Heathrow warned by airlines about power supply days before shutdown

- Published
Heathrow Airport was warned about the "resilience" of its power supply in the days before a fire which shut down the airport for more than a day last month.
Nigel Wicking, chief executive of Heathrow Airline Operators' Committee, a group representing airlines, told MPs on Wednesday that he spoke to Heathrow twice in the week before the closure on 21 March.
He questioned why the airport was closed as long as it was and why it was not more prepared considering its importance.
However, Heathrow boss Thomas Woldbye called the fire an "unlikely event" and defended the length of the closure, saying he had to make "very serious safety decisions".
Mr Woldbye apologised to the more than 300,000 passengers whose journeys were disrupted.
He offered his "deepest regrets" adding that the "situation was unprecedented". The airport was shutdown after a fire at an electrical substation.
The chaos at Heathrow has raised concerns about the reliability of the major transport hub - and brought into question the UK's energy resilience more broadly.
Power concerns
Speaking to MPs on the transport committee, Mr Wicking said he raised cases of "theft of wire and cable around some of the power supply" which he said temporarily took out runway lights, which are critical to passenger safety.
"I wanted to understand better the overall resilience of the airport."
He said he had spoken to the Team Heathrow director on 15 March about his concerns - six days before the fire - and the chief operating officer and chief customer officer on 19 March - two days before the fire.
Mr Woldbye said the airport had to rely on contracts it has with Scottish and Southern Electricity Networks for making the network resilient, and to improve that "comes at a very high cost", which would raise costs for airlines, and passengers.
However, Mr Wicking said Heathrow is "already the most expensive airport in the world".
"From an airline perspective, we expect resilience, we expect there to be the capability there and the understanding of when a power supply or an asset is not available, what will you do next, and how quickly will you bring it back?"
On the day of the shutdown, airlines had to divert 120 aircraft, which is "not a light decision to be made in any context", Mr Wicking added.
As a consequence, when Mr Wicking joined a call with NATs, the national air traffic service, at 05:30, "they'd run out of space within the UK for aircraft to divert".
"Aircraft were then going to Europe, and then some were even halfway across Europe and going back to base in India," he said. "So, quite a level of disruption for those passengers, let alone all of the cancellations".

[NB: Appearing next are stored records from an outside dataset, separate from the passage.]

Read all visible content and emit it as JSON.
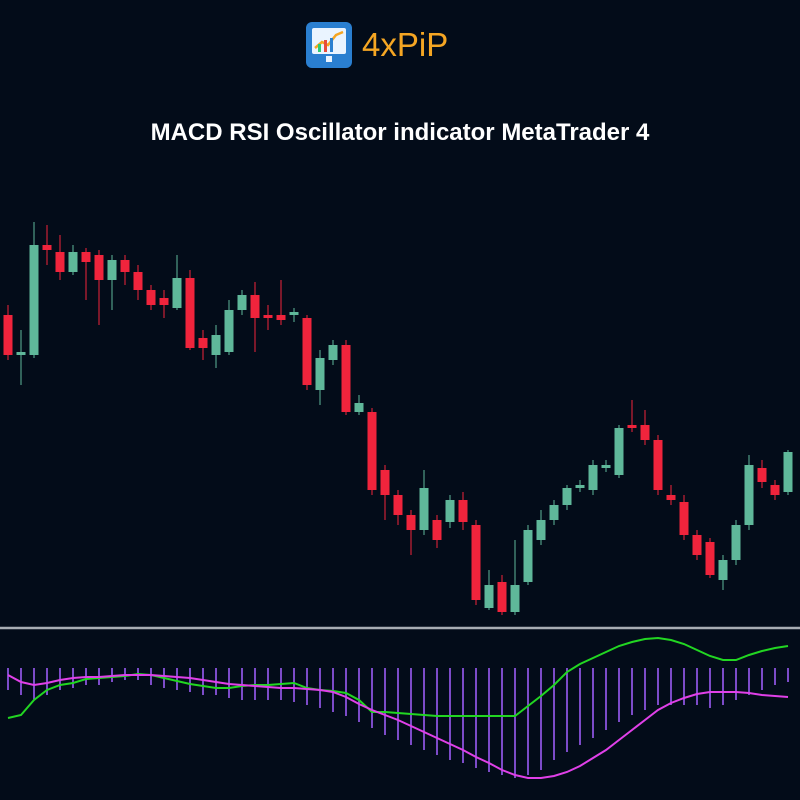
{
  "logo": "4xPiP",
  "title": "MACD RSI Oscillator indicator MetaTrader 4",
  "chart_data": [
    {
      "type": "candlestick",
      "ylim": [
        0,
        410
      ],
      "up_color": "#5fb89a",
      "down_color": "#f0243c",
      "open": [
        305,
        265,
        265,
        375,
        368,
        348,
        368,
        365,
        340,
        360,
        348,
        330,
        322,
        312,
        342,
        282,
        265,
        268,
        310,
        325,
        305,
        305,
        305,
        302,
        230,
        260,
        275,
        208,
        208,
        150,
        125,
        105,
        90,
        100,
        98,
        120,
        95,
        12,
        38,
        8,
        38,
        80,
        100,
        115,
        132,
        130,
        152,
        145,
        195,
        195,
        180,
        125,
        118,
        85,
        78,
        40,
        60,
        95,
        152,
        135,
        128
      ],
      "high": [
        315,
        290,
        398,
        395,
        385,
        375,
        372,
        370,
        365,
        365,
        355,
        335,
        330,
        365,
        350,
        290,
        295,
        320,
        330,
        338,
        315,
        340,
        312,
        305,
        270,
        280,
        280,
        225,
        212,
        155,
        130,
        110,
        150,
        105,
        125,
        128,
        100,
        50,
        45,
        80,
        95,
        110,
        120,
        135,
        140,
        160,
        160,
        195,
        220,
        210,
        185,
        135,
        125,
        90,
        82,
        65,
        100,
        165,
        160,
        140,
        170
      ],
      "low": [
        260,
        235,
        262,
        355,
        340,
        345,
        320,
        295,
        310,
        335,
        320,
        310,
        302,
        310,
        270,
        260,
        252,
        265,
        305,
        268,
        290,
        295,
        298,
        230,
        215,
        255,
        205,
        205,
        125,
        100,
        95,
        65,
        85,
        72,
        92,
        90,
        15,
        10,
        5,
        5,
        35,
        75,
        95,
        110,
        128,
        125,
        148,
        142,
        188,
        175,
        125,
        115,
        80,
        60,
        42,
        30,
        55,
        90,
        132,
        120,
        125
      ],
      "close": [
        265,
        268,
        375,
        370,
        348,
        368,
        358,
        340,
        360,
        348,
        330,
        315,
        315,
        342,
        272,
        272,
        285,
        310,
        325,
        302,
        302,
        300,
        308,
        235,
        262,
        275,
        208,
        217,
        130,
        125,
        105,
        90,
        132,
        80,
        120,
        98,
        20,
        35,
        8,
        35,
        90,
        100,
        115,
        132,
        135,
        155,
        155,
        192,
        192,
        180,
        130,
        120,
        85,
        65,
        45,
        60,
        95,
        155,
        138,
        125,
        168
      ]
    },
    {
      "type": "indicator",
      "ylim": [
        -132,
        28
      ],
      "histogram": {
        "color": "#9b5cf5",
        "values": [
          -22,
          -27,
          -32,
          -27,
          -22,
          -20,
          -17,
          -17,
          -14,
          -12,
          -12,
          -17,
          -20,
          -22,
          -24,
          -27,
          -27,
          -30,
          -32,
          -32,
          -32,
          -32,
          -34,
          -37,
          -40,
          -44,
          -48,
          -54,
          -60,
          -67,
          -72,
          -77,
          -82,
          -87,
          -92,
          -95,
          -100,
          -104,
          -107,
          -110,
          -107,
          -102,
          -92,
          -84,
          -77,
          -70,
          -62,
          -54,
          -47,
          -42,
          -37,
          -37,
          -37,
          -37,
          -40,
          -37,
          -32,
          -27,
          -22,
          -17,
          -14
        ]
      },
      "series": [
        {
          "color": "#22d622",
          "values": [
            -50,
            -47,
            -32,
            -22,
            -17,
            -15,
            -11,
            -10,
            -9,
            -8,
            -6,
            -7,
            -10,
            -13,
            -16,
            -18,
            -20,
            -20,
            -18,
            -17,
            -17,
            -16,
            -15,
            -20,
            -22,
            -23,
            -25,
            -32,
            -44,
            -44,
            -45,
            -46,
            -47,
            -48,
            -48,
            -48,
            -48,
            -48,
            -48,
            -48,
            -38,
            -28,
            -17,
            -4,
            4,
            10,
            16,
            22,
            26,
            29,
            30,
            28,
            24,
            18,
            12,
            8,
            8,
            13,
            17,
            20,
            22
          ]
        },
        {
          "color": "#e040e8",
          "values": [
            -7,
            -14,
            -17,
            -15,
            -12,
            -10,
            -9,
            -9,
            -8,
            -7,
            -7,
            -7,
            -8,
            -9,
            -10,
            -12,
            -14,
            -16,
            -17,
            -18,
            -19,
            -20,
            -20,
            -21,
            -22,
            -24,
            -29,
            -36,
            -42,
            -47,
            -52,
            -58,
            -64,
            -70,
            -76,
            -82,
            -89,
            -95,
            -102,
            -107,
            -110,
            -110,
            -108,
            -104,
            -98,
            -90,
            -82,
            -72,
            -62,
            -52,
            -42,
            -35,
            -30,
            -26,
            -24,
            -24,
            -24,
            -25,
            -27,
            -28,
            -29
          ]
        }
      ]
    }
  ]
}
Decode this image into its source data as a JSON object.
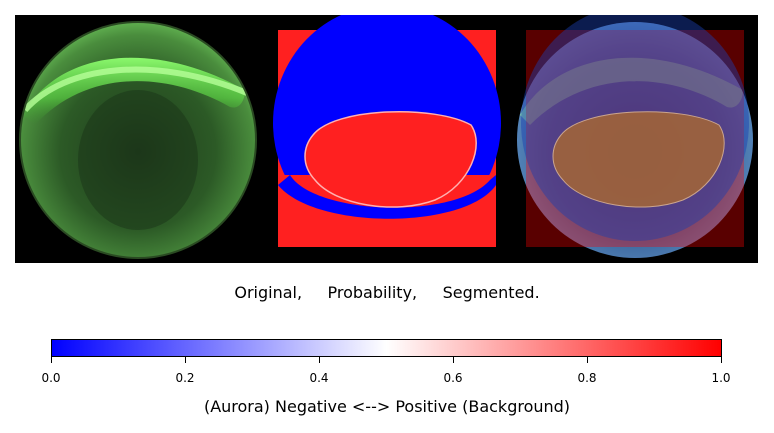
{
  "panels": [
    {
      "name": "original",
      "content": "all-sky aurora camera fisheye image"
    },
    {
      "name": "probability",
      "content": "probability map"
    },
    {
      "name": "segmented",
      "content": "segmented overlay"
    }
  ],
  "caption": "Original,     Probability,     Segmented.",
  "colorbar": {
    "ticks": [
      "0.0",
      "0.2",
      "0.4",
      "0.6",
      "0.8",
      "1.0"
    ],
    "label": "(Aurora) Negative <--> Positive (Background)",
    "low_color": "#0000ff",
    "mid_color": "#ffffff",
    "high_color": "#ff0000"
  }
}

There were 1,300 cancelled flights, he said.

The airport reopened on the Saturday following the fire.
When asked why it had not reopened sooner, Mr Woldbye said that could have meant passengers got hurt.
He said: "If we had got this wrong, we might be sitting here today having a very different discussion about why people got injured, and I think it would have been a much more serious discussion.
"So there is a margin within which our people have to take very serious safety decisions, and that is what they are trained for, that is what they do, and that requires that every single system is up and running, tested and safe."
However, Mr Wicking said Terminal 5 could have reopened sooner.
He said: "In terms of T5, my understanding both from British Airways but also on the day, was that pretty much everything was fine to operate by mid-morning, by 10 o'clock."
'Losing power'
After the substation fire began on the Thursday night, Mr Woldbye said Heathrow realised "during the early hours" of Friday 21 March that "we were losing power to the airport".
"In our operations centre you would seen all the red lights go, that the systems were powering down," he said. "We had no information as to why."
"We then had a slightly later stage call from the fire department that the substation was on fire," he said.
Heathrow is supplied by three substations, but knocking out one caused the airport to shut down.
Mr Woldbye said a third of the airport was powering down and that Terminal 2 was particularly affected, along with certain central systems. He added that it became "first and foremost a safety situation".
"We need to make sure, when a crisis happens, that people are safe," he said.
The safest way to proceed was to shut down airport systems, then bring them back on line, he said.
The first priority was to check that no-one been caught in lifts or was hurt.
Safety critical systems such as runway lighting and the control tower "switched in as they should", however, he said.
The government has backed plans for Heathrow to build a third runway as part of efforts to boost UK economic growth.
The airport would need double the amount of power for its expansion plans, Mr Woldbye said.
However, Mr Wicking said airlines, which support expansion, nevertheless had concerns that it would cost £40bn to £60bn, and that the costs would ultimately be passed onto passengers in the form of higher fees.
The danger was the expansion could turn into a "white elephant", he said.